Jewish groups have been at the forefront of the effort to create legislation to get around the Supreme Court ruling.

“Without a federal law to restore the liberties denied by the peyote ruling, any religious practice that ever conflicts with governmental regulation in this country would be vulnerable to attack,” said Abba Cohen, director of the Washington office of the Agudath Israel of America.

Since the 1990 ruling, claims made under the First Amendment’s free exercise of religion clause have been “markedly unsuccessful,” the Congressional Research Service said last month in its study of the issue.

Between 1963 and 1990, following a precedent crafted by now-retired Justice William Brennan, the Supreme Court applied various modifications of a “strict scrutiny test” that required the government to prove a compelling state interest on any law that affects a particular religious freedom.

In 1990, Rep. Stephen Solarz (D-N.Y.) introduced a bill, the Religious Freedom Restoration Act, to revive the most stringent version of that test.

His latest version of the bill has 187 cosponsors and appears to have enough votes to gain House approval.

Though representatives of Jewish groups were present at this week’s hearings, none testified.

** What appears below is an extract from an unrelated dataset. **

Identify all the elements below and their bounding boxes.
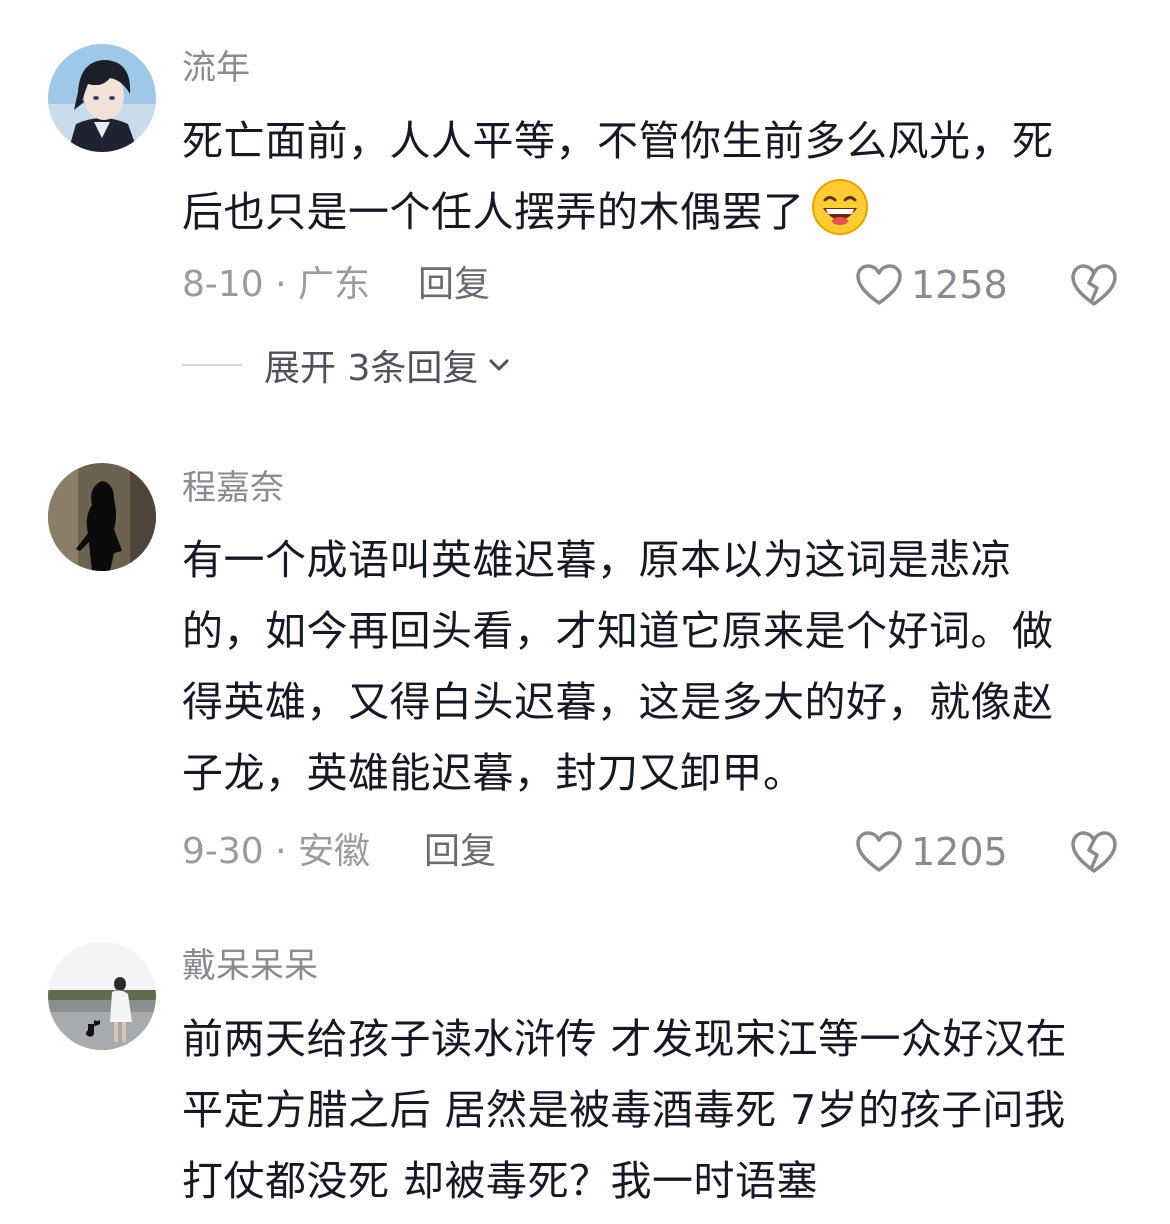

But the subcommittee did hear from Solarz, who is Jewish and who represents a heavily Jewish district in Brooklyn. He provided the hearings with a list of Jewish religious practices that could be endangered without his proposed legislation.

It is too early to predict the bill’s fate in the Senate. President Bush has yet to indicate his views on the issue.

The bill has run into opposition from the powerful U.S. Catholic Conference, which does not want a stringent test applied in cases where a woman claims a religious right to have an abortion, or where a taxpayer claims that government aid to religion violates his or her religious conscience.

The Catholics instead support a bill, the Religious Freedom Act, that would revive the strict scrutiny test but with some exceptions, as introduced by Rep. Christopher Smith (R-N.J.) with 29 co-sponsors.

AGUDAH OPPOSES ALTERNATE LEGISLATION

The Agudah said it opposes the Smith bill because religious rights legislation that could not be used to protect the right to an abortion would “strike directly at the Jewish woman who is required by her faith — under the extraordinary circumstance of a pregnancy putting her at mortal risk — to undergo an abortion.”

There is no Senate version of either the Solarz or Smith bills.

But Jewish groups expect one to be reintroduced from 1990 by Sens. Joseph Biden (D-Del.) and Orrin Hatch (R-Utah).

Despite their anti-abortion position, the Evangelical Christians and Mormons argued that restoration of the Brennan test would do more good than harm.

Dallin Oaks, an apostle in the Mormon church and a former chief justice of the Utah Supreme Court, said his group was “looking to the larger good.”

Oaks dismissed Catholic concerns that the courts may find a religious right to have an abortion or block government help for religion as too “theoretical” at this point.

Rep. Don Edwards (D-Calif.) the subcommittee chairman, told the Jewish Telegraphic Agency after the hearings that “we can’t compromise” the Solarz bill by adding Smith’s alteration because with the change it has little chance of gaining congressional approval.

Edwards added he expects the subcommittee to vote on the Solarz and Smith bills by early June.